There are reasonable arguments to be made for a handful of world-class players of various positions. A natural goalscorer is always nice to have, but then again a creative midfielder turns most of his teammates into weapons. And what about top goalkeeper or stud defender? Your club won’t get very far if it leaks goals.
In the following slides I have laid out some of the traits I considered in making my selection. Hopefully they’ll explain why I chose the player I did. In the second-to-last slide I reveal the position of the player, and in the final slide I divulge who he is.
Let’s get to it.
Leadership
1 of 6It won’t do much good if the player you’re building an entire team around can’t wear the armband.
When constructing a team from scratch, you have to assume most of the players will have never played together before, and they’ll require a stabilizing influence to smooth the transition from awkward introductions to effective football.

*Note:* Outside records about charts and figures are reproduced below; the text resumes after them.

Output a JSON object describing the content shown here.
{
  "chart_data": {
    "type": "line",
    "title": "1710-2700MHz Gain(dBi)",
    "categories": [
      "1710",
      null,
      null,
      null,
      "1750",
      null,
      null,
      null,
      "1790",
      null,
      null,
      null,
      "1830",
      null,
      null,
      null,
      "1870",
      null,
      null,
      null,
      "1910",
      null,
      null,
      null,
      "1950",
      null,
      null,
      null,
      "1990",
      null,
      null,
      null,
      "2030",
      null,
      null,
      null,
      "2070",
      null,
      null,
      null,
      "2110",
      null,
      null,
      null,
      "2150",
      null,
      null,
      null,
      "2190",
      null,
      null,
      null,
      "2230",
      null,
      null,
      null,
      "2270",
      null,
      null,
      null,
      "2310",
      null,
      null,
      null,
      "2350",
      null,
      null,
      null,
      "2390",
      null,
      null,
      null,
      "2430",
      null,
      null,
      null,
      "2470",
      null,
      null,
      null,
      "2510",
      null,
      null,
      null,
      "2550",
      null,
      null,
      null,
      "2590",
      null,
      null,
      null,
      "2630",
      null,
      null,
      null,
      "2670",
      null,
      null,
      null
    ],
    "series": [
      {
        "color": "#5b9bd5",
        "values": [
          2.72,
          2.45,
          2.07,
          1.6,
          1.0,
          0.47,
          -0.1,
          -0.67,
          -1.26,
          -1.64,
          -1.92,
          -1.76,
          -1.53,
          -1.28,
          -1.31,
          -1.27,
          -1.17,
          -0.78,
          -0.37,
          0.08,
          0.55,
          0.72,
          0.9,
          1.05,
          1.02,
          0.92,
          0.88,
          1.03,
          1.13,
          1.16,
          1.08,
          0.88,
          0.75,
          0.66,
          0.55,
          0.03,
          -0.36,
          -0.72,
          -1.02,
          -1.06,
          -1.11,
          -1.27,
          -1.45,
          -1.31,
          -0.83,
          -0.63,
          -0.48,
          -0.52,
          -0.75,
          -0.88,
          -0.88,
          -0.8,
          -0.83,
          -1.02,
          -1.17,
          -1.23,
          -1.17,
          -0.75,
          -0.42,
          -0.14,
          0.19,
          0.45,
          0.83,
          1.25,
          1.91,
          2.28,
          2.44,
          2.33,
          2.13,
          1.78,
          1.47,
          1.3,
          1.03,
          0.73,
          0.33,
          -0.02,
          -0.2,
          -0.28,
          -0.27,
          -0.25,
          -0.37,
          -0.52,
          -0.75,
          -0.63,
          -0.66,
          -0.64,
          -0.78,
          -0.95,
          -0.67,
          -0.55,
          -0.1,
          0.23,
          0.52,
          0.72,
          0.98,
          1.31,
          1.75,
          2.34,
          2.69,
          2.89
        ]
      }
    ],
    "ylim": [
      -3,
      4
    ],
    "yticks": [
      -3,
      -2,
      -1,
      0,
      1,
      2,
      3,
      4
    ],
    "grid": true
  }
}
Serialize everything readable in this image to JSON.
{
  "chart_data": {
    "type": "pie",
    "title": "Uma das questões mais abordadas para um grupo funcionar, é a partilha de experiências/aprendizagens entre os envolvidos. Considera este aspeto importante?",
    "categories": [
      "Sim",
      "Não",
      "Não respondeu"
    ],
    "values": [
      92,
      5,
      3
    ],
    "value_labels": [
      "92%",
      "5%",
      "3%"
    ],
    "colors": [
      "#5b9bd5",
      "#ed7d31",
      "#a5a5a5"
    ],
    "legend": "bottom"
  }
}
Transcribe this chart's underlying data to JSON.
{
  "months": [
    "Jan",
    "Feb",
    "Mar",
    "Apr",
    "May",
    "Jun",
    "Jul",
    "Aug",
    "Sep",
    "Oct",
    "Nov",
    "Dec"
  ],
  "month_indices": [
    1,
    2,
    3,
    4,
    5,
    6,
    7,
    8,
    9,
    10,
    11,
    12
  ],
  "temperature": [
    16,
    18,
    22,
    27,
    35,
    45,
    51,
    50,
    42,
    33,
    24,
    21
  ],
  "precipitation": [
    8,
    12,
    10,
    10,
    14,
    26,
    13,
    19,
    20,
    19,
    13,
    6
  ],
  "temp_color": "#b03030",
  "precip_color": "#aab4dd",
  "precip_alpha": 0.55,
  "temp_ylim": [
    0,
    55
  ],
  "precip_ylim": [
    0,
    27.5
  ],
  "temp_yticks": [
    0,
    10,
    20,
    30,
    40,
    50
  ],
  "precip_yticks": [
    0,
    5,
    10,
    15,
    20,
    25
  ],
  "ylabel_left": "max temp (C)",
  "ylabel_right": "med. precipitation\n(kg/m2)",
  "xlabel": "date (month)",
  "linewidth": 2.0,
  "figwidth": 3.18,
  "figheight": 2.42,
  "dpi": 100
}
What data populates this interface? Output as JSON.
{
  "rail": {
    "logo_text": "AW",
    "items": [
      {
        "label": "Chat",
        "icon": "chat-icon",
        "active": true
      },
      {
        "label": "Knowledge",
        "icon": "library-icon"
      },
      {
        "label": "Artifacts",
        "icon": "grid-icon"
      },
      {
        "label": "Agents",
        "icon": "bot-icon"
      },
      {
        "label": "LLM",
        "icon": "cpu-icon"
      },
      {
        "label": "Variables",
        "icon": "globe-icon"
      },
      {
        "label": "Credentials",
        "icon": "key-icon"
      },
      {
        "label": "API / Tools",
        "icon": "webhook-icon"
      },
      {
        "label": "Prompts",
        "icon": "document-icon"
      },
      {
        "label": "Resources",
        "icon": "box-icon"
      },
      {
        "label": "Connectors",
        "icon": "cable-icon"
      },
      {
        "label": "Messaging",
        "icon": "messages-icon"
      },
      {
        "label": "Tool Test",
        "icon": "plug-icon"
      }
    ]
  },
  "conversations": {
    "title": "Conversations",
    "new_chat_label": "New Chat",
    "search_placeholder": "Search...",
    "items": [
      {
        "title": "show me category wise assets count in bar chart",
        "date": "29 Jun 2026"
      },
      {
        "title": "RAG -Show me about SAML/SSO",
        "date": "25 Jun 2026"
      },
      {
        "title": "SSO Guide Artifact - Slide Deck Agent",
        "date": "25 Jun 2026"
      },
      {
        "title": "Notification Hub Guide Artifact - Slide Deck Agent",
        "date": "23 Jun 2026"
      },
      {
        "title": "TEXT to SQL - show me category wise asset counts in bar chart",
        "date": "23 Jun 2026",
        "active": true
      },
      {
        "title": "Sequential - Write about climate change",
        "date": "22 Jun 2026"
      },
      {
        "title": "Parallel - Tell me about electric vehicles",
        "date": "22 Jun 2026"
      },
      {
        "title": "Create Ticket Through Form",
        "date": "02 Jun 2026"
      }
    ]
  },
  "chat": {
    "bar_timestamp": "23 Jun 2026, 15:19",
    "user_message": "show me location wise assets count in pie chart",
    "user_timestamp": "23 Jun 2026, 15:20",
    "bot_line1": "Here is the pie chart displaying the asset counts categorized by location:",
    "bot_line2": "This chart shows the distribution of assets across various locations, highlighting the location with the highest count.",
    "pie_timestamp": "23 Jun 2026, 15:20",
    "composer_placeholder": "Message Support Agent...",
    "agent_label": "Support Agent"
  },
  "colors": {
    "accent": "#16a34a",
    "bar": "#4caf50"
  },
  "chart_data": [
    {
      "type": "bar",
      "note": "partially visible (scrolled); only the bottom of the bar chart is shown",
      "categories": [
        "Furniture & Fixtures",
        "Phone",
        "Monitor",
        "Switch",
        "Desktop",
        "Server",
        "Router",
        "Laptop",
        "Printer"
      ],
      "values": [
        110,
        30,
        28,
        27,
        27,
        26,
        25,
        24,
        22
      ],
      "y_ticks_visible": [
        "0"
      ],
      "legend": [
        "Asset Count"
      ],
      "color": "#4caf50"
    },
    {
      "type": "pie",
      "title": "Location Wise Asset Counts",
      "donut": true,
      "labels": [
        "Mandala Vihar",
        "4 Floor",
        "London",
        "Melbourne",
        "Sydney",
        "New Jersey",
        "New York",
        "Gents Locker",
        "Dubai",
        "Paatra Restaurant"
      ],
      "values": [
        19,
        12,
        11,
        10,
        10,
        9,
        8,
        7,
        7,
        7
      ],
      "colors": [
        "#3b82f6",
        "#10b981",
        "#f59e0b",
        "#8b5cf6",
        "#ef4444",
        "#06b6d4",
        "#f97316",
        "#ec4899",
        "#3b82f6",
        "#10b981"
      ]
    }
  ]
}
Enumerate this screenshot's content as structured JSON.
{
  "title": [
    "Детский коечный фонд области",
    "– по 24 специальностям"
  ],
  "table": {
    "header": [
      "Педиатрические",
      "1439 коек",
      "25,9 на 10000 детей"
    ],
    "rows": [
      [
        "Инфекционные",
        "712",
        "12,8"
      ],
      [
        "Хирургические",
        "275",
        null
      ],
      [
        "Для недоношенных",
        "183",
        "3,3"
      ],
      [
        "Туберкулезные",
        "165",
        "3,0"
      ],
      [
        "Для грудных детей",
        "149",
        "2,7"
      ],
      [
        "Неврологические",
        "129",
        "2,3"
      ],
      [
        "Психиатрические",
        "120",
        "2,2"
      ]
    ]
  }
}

Therefore, I’ve selected a player supremely confident in his own abilities, widely respected as one of the best at his position and an individual his managers for both club and country have trusted with a leadership role.
A Balance of Youth and Experience
2 of 6If age were of no consequence in this exercise I’d be picking Rio Ferdinand, but he’d only be able to give me 25-30 matches a year and for maybe just one or two more seasons.
If a chairman is entrusting you with a significant sum of money to use for acquiring a player around whom to build a team—his team—that player had better be in the prime of his career and still have at leave five years of top-level football left in him.
Ideally, he will also have won things at his previous clubs. There is no substitute for a winning mentality. If I was overlooking experience and considering only physical ability, I’d be after Raphael Varane, or someone of his ilk.
At this point I’m sure you’re beginning to sense the direction in which I’m headed.
First Ball
3 of 6The player around who I am building a team will not misplace his first pass; he will not concede possession in his first act after receiving the ball. Rather, he will keep the time he spends on the ball to an absolute minimum, finding a teammate with his first effort or scampering up the field, whatever the situation requires.
Think of Xavi and Andres Iniesta at Barcelona.
Neither of them are much known for giving the ball away. Quite the contrary. It’s because of Xavi and Iniesta that Barcelona’s possession-oriented football has become an identity, that tiki-taka has become synonymous with an entire generation of Barcelona players.
They never spend more time on the ball than is absolutely necessary. Their movements are efficient and minimize risk. I’m looking for similar attributes in my player.
Positional Dominance
4 of 6It should go without saying that any player around whom a team is built dominates his position to an extent that his teammates don’t have to worry about that patch of the pitch. They’re free to concentrate on their own responsibilities.
When Ronaldinho was enjoying his best years at Barcelona, he so controlled the left side of the park that it was almost as impossible for the opposition attack to get any joy down that side as it was for defenders to contain his movements. He dominated so much real estate that his teammates were able to overwhelm their opponents in other areas of the field.
I want my player to be so imperious in his role that his teammates are already thinking ahead to their own assignments, taking for granted that he won’t put a foot wrong in his position.
A Central Defender
5 of 6You’ve probably guessed by now that the player around whom I will build my football team will be a central defender.
As described in the previous slides, he will lead from the back, be in the prime of his career and yet have won a few trophies, play a faultless first ball and operate as a colossus in front of his own goal.
While natural goalscorers and creative midfielders are also necessary to any winning team, they have to get the ball before they can work their magic. And they won’t get the ball unless it is played to them accurately, without sacrificing defensive integrity.
Thiago Silva
6 of 6At 28 years of age, Thiago Silva is still in the early years of his prime and can be expected to play at an extremely high level for another five or six.
He is also a decorated footballer, having won the Copa do Brasil with Fluminense in 2007 and the Scudetto with AC Milan in 2011—the same year in which he was awarded the Serie A Defender of the Year gong and named to the UEFA Team of the Year, as he was again in 2012.
A natural leader, he has previously captained Brazil and currently wears the armband at Ligue 1 leaders Paris Saint-Germain. And as far as his athletic abilities are concerned, few defenders play as fine a first pass as Thiago Silva, and few keep as tidy a back line.
In a way, my selection has already been vindicated.
Paris Saint-Germain recently built a fantasy football team from scratch and, like me, they chose Thiago Silva as the player to build it around.